2 万 Star!屡屡斩获 Kaggle 各大竞赛冠军宝座的利器

一、简介

XGBoost (eXtreme Gradient Boosting) 是“极端梯度提升”的简称,它是为满足高效、灵活和可移植性的目的而“诞生”,也被称为优化的分布式增强库。支持 Python、Scala、R、Julia、C++ 等语言。

XGBoost 所应用的算法是机器学习算法—GBDT(gradient boosting decision tree)的改进,既可以用于分类也可以用于回归问题中。

XGBoost 提供了一种并行树增强(也被称为GBDT、GBM),可以快速准确地解决许多数据科学问题。相同的代码可以运行在目前主流的分布式环境(Kubernetes、Hadoop、SGE、MPI、Dask),并且可以解决超过数十亿个样例计算的问题。

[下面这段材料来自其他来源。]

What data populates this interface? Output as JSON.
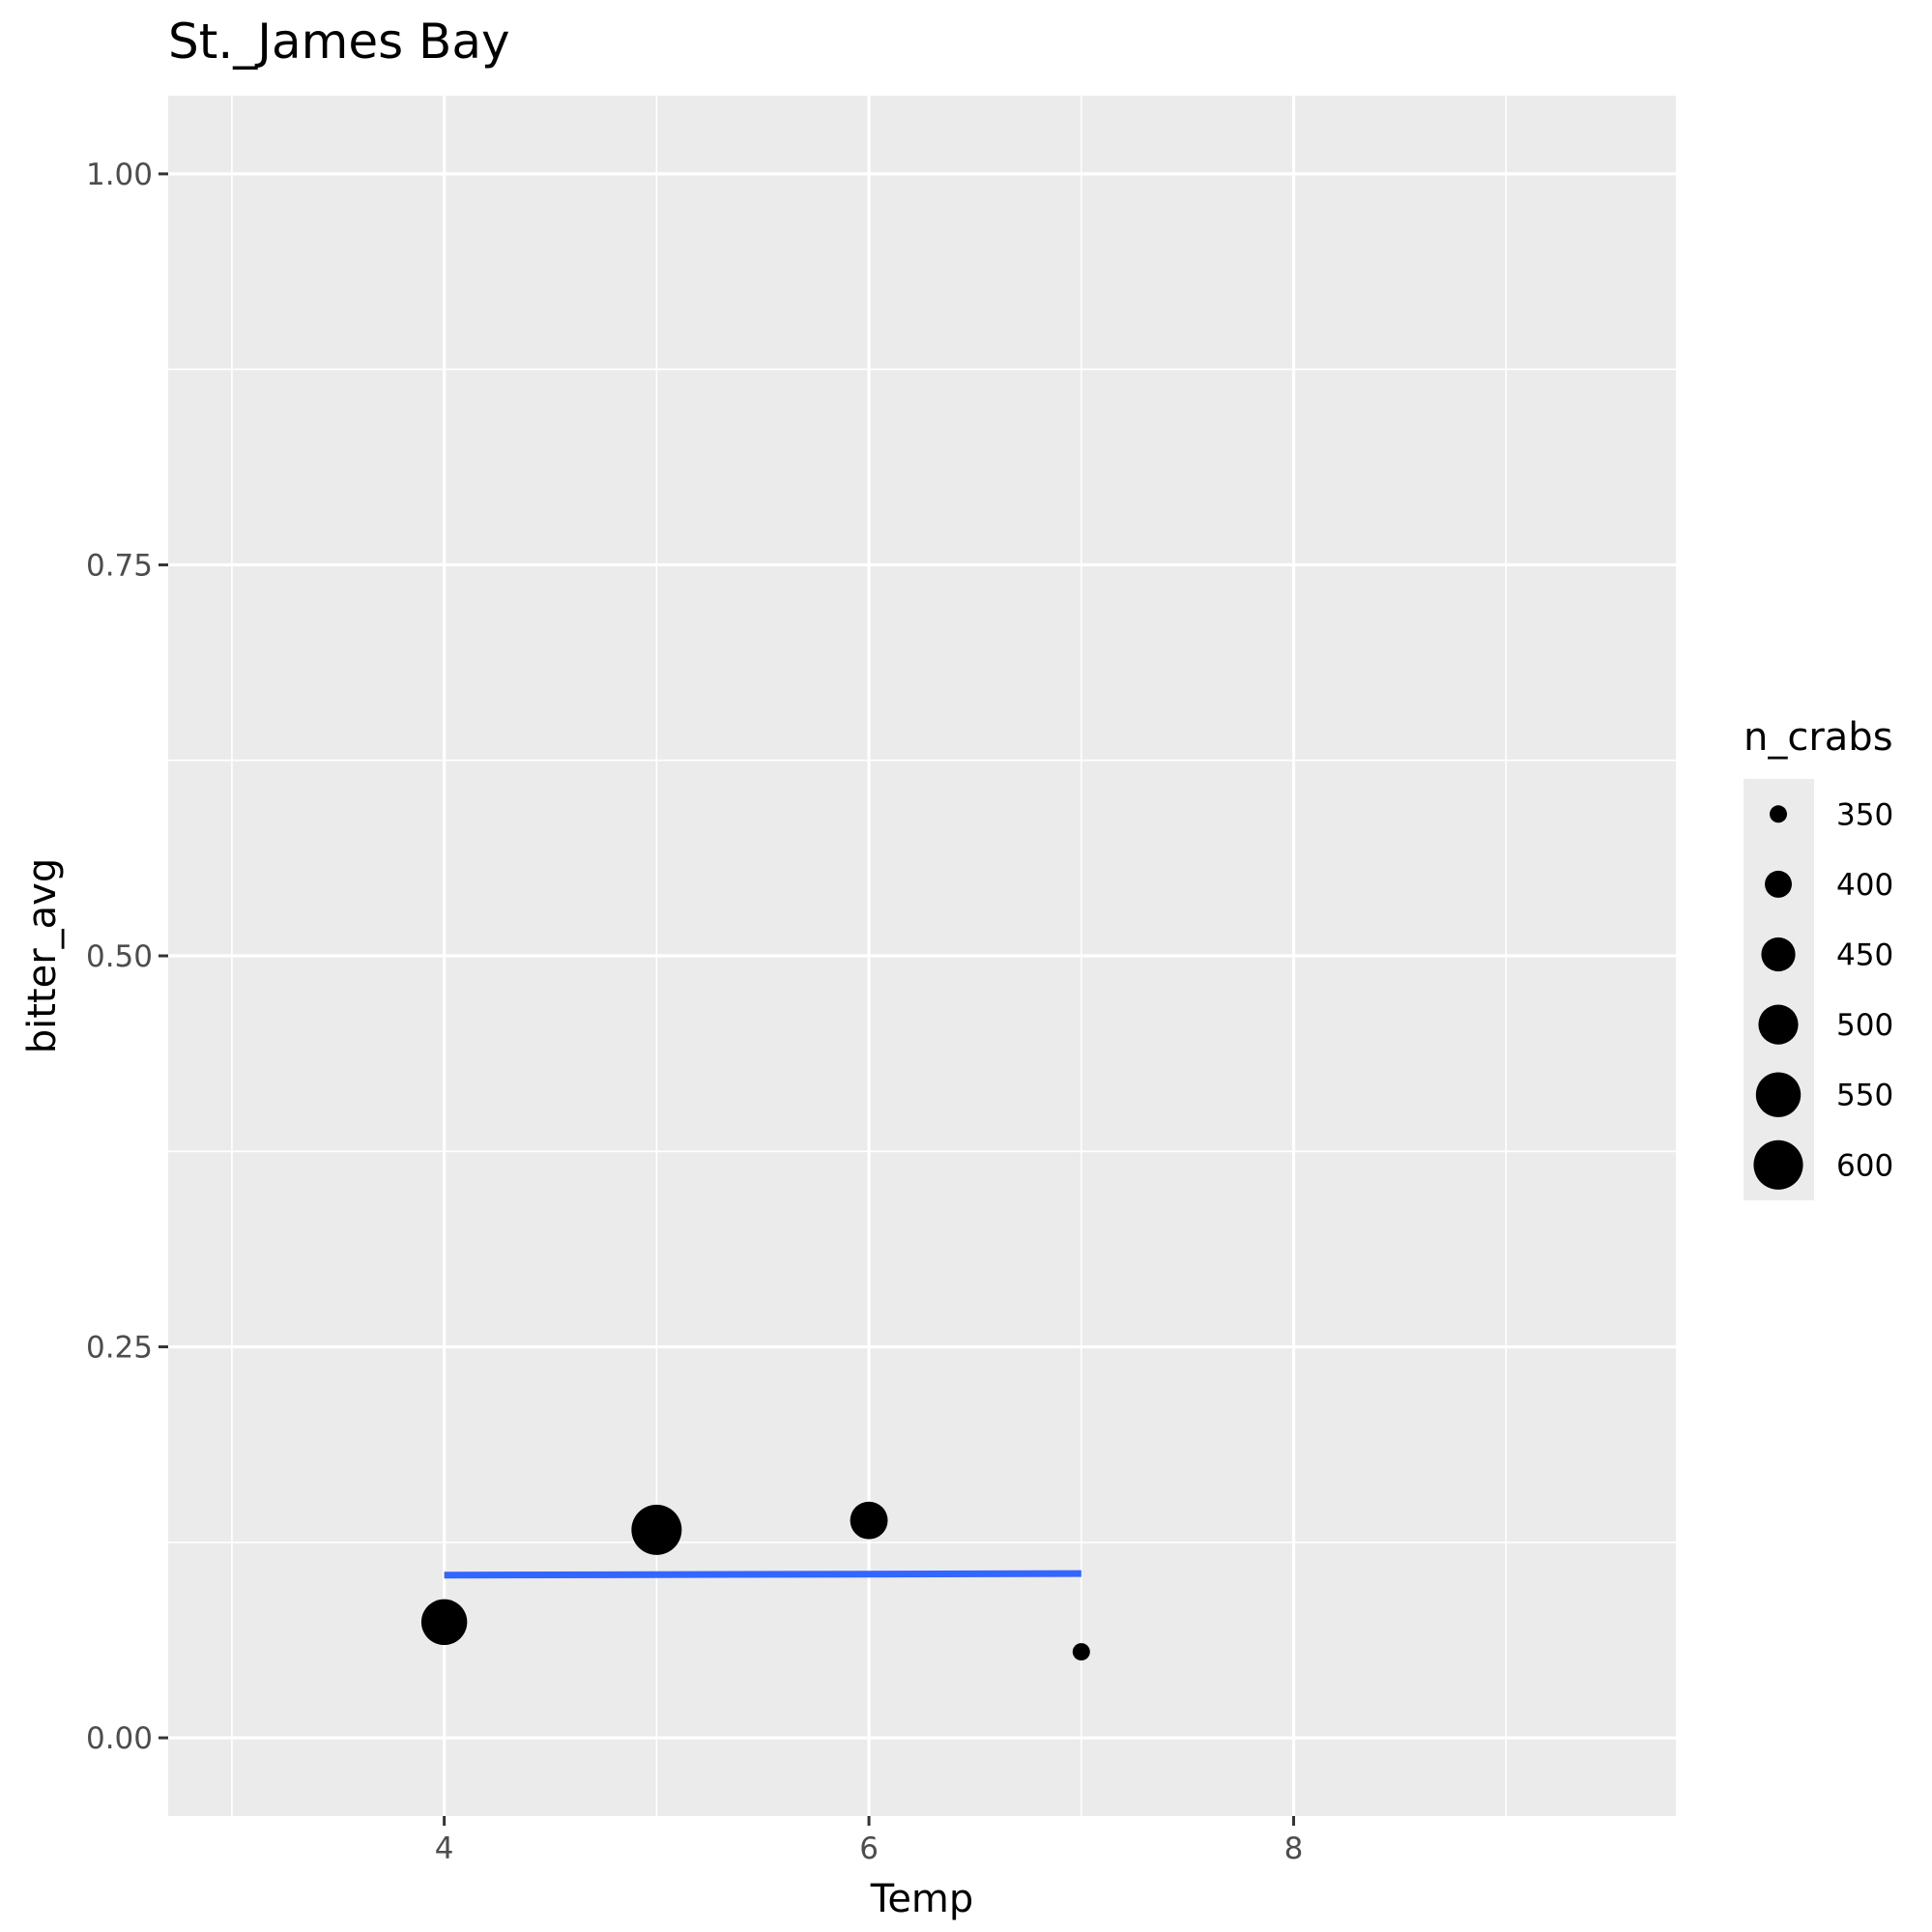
{
  "chart_data": {
    "type": "scatter",
    "title": "St._James Bay",
    "xlabel": "Temp",
    "ylabel": "bitter_avg",
    "xlim": [
      2.7,
      9.8
    ],
    "ylim": [
      -0.05,
      1.05
    ],
    "x_ticks": [
      4,
      6,
      8
    ],
    "x_minor": [
      3,
      5,
      7,
      9
    ],
    "y_ticks": [
      0.0,
      0.25,
      0.5,
      0.75,
      1.0
    ],
    "y_tick_labels": [
      "0.00",
      "0.25",
      "0.50",
      "0.75",
      "1.00"
    ],
    "y_minor": [
      0.125,
      0.375,
      0.625,
      0.875
    ],
    "grid": true,
    "points": [
      {
        "x": 4,
        "y": 0.074,
        "n_crabs": 560
      },
      {
        "x": 5,
        "y": 0.133,
        "n_crabs": 610
      },
      {
        "x": 6,
        "y": 0.139,
        "n_crabs": 480
      },
      {
        "x": 7,
        "y": 0.055,
        "n_crabs": 335
      }
    ],
    "trend_line": {
      "x": [
        4,
        7
      ],
      "y": [
        0.104,
        0.105
      ],
      "color": "#3366ff"
    },
    "size_legend": {
      "title": "n_crabs",
      "position": "right",
      "values": [
        350,
        400,
        450,
        500,
        550,
        600
      ]
    },
    "colors": {
      "panel": "#ebebeb",
      "grid": "#ffffff",
      "points": "#000000",
      "trend": "#3366ff"
    }
  }
}
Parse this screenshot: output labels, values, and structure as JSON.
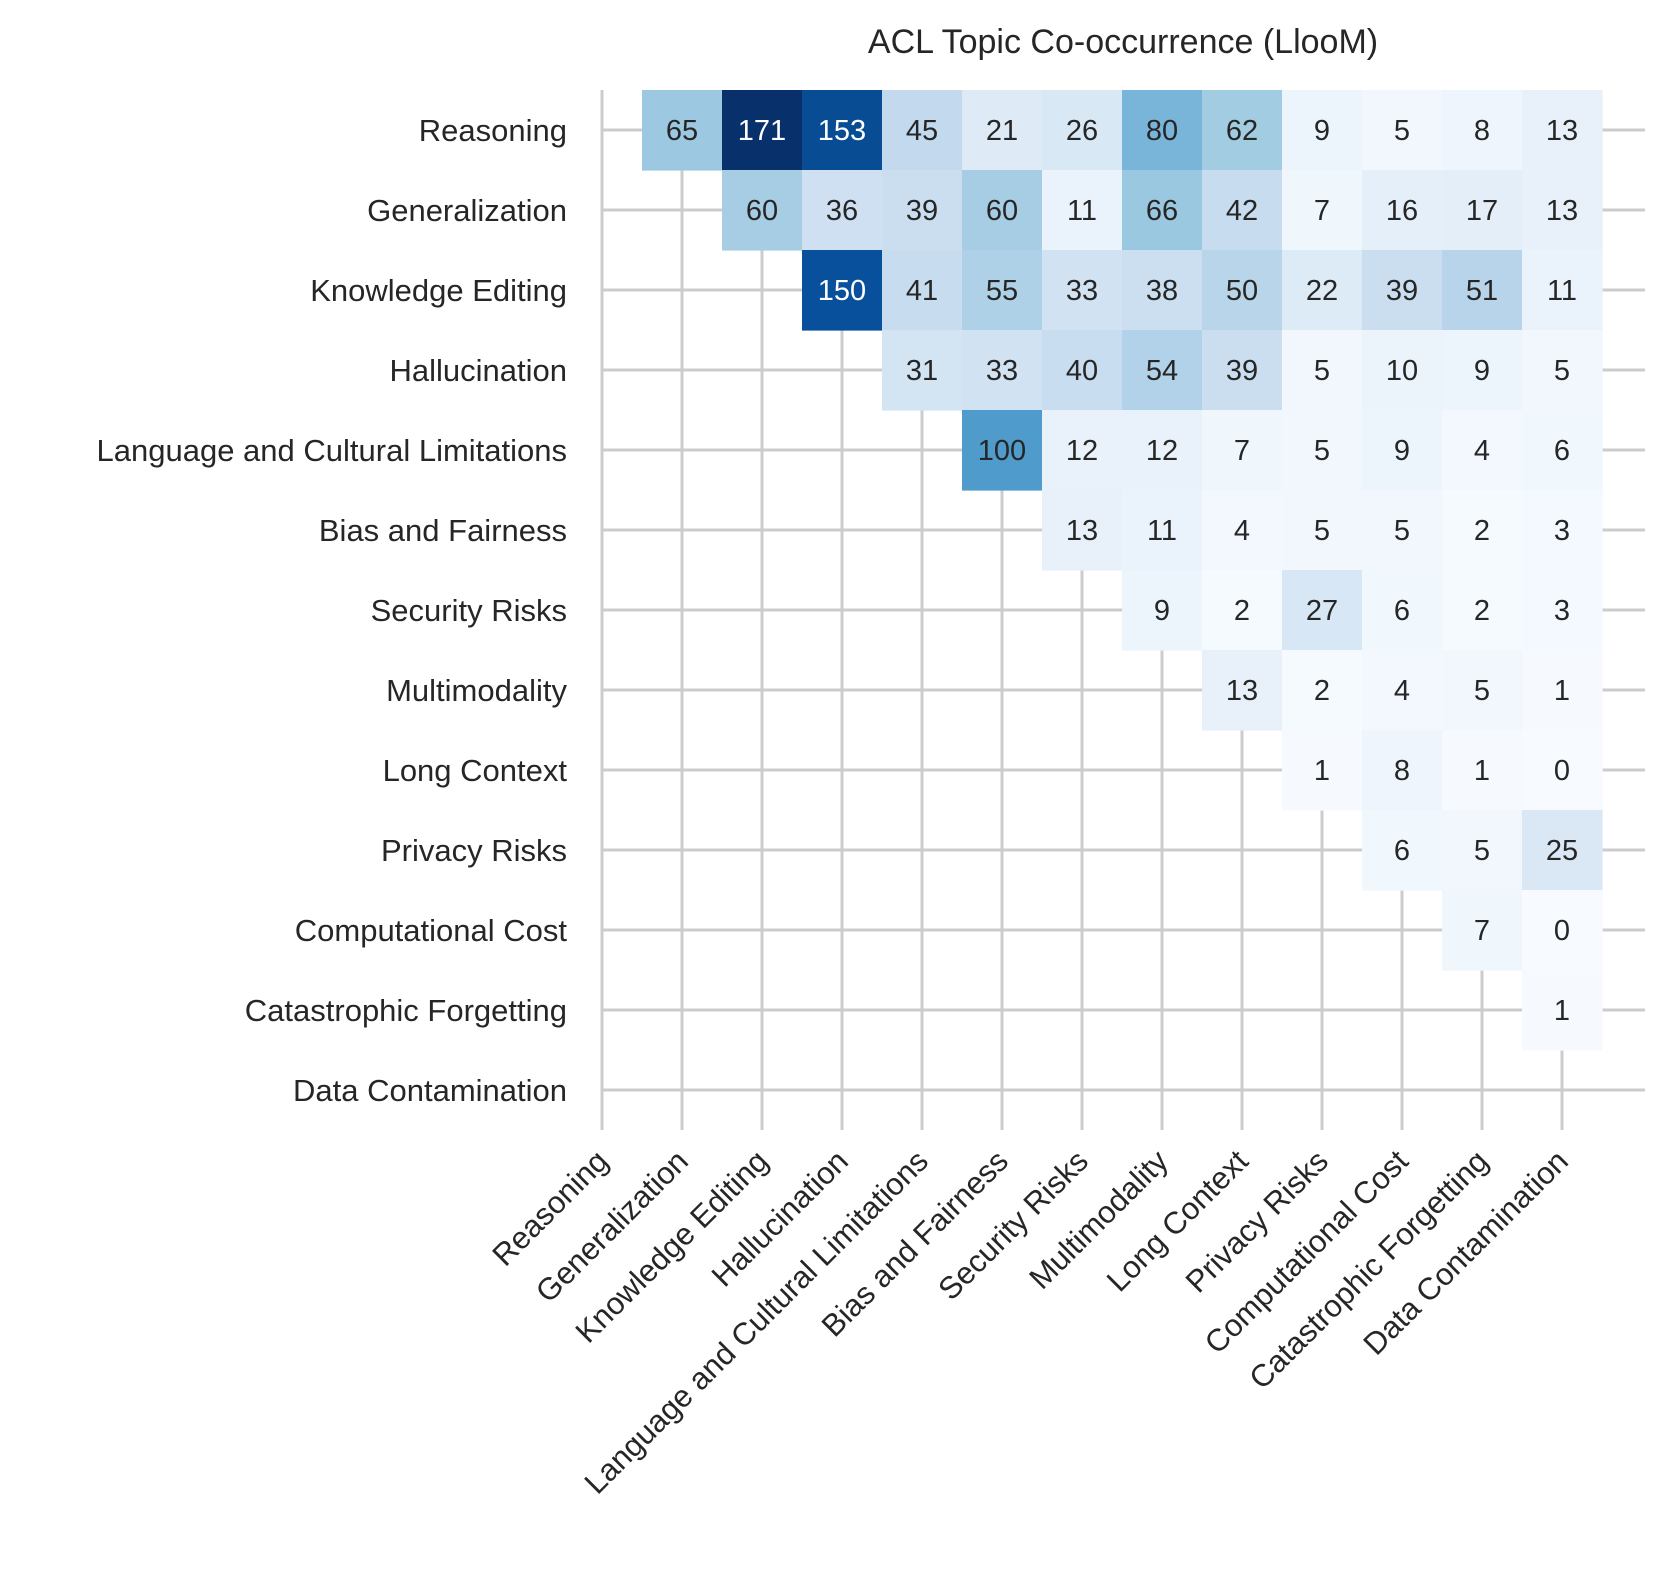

XGBoost 可以处理回归、分类和排序等多种任务。由于它在预测性能上的强大且训练速度快,XGBoost 已屡屡斩获 Kaggle 各大竞赛的冠军宝座。

二、开源主页

XGBoost 在 GitHub 已获得 20.4 k Star。

https://github.com/dmlc/xgboost

三、安装和使用案例

3.1、下载(windows10 64位,python 3.7.3)

打开cmd命令模式,输入 pip install xgboost

但网络需要架梯子(不知道是不是我的网不好),我不架梯子会因网络问题出现以下报错:

架梯子后,虽然速度慢了点,但能成功安装。

2、如果没有梯子,可以从这个网址( https://www. lfd.uci.edu/~gohlke/pyt honlibs/#xgboost ) ,找到与自己 Python 版本

xgboost

然后重新执行 pip install xgboost-0.90-cp37-cp37m-win_amd64.whl 可以安装成功

3.2、使用示例

在这个例子中,将使用墨尔本房屋数据集进行简单的测试使用——预测房价。

数据集下载方式:请关注微信公号 开源前哨 ,然后发送 xgboost 即可获取。

在使用这数据之前,需要对三种常见的数值问题进行处理。

1、缺失值的处理(通常处理方法是直接删除缺少值的列或利用该列均值填充);

2、异常值的处理;

3、重复值的处理等;

在这里我们不会关注数据的处理加载步骤(请自行学习),假设已经拥有(我处理过了)了X_train(样本训练集)、X_valid(样本验证集)、y_train(标签训练集)和y_valid(标签验证集)的训练和验证数据。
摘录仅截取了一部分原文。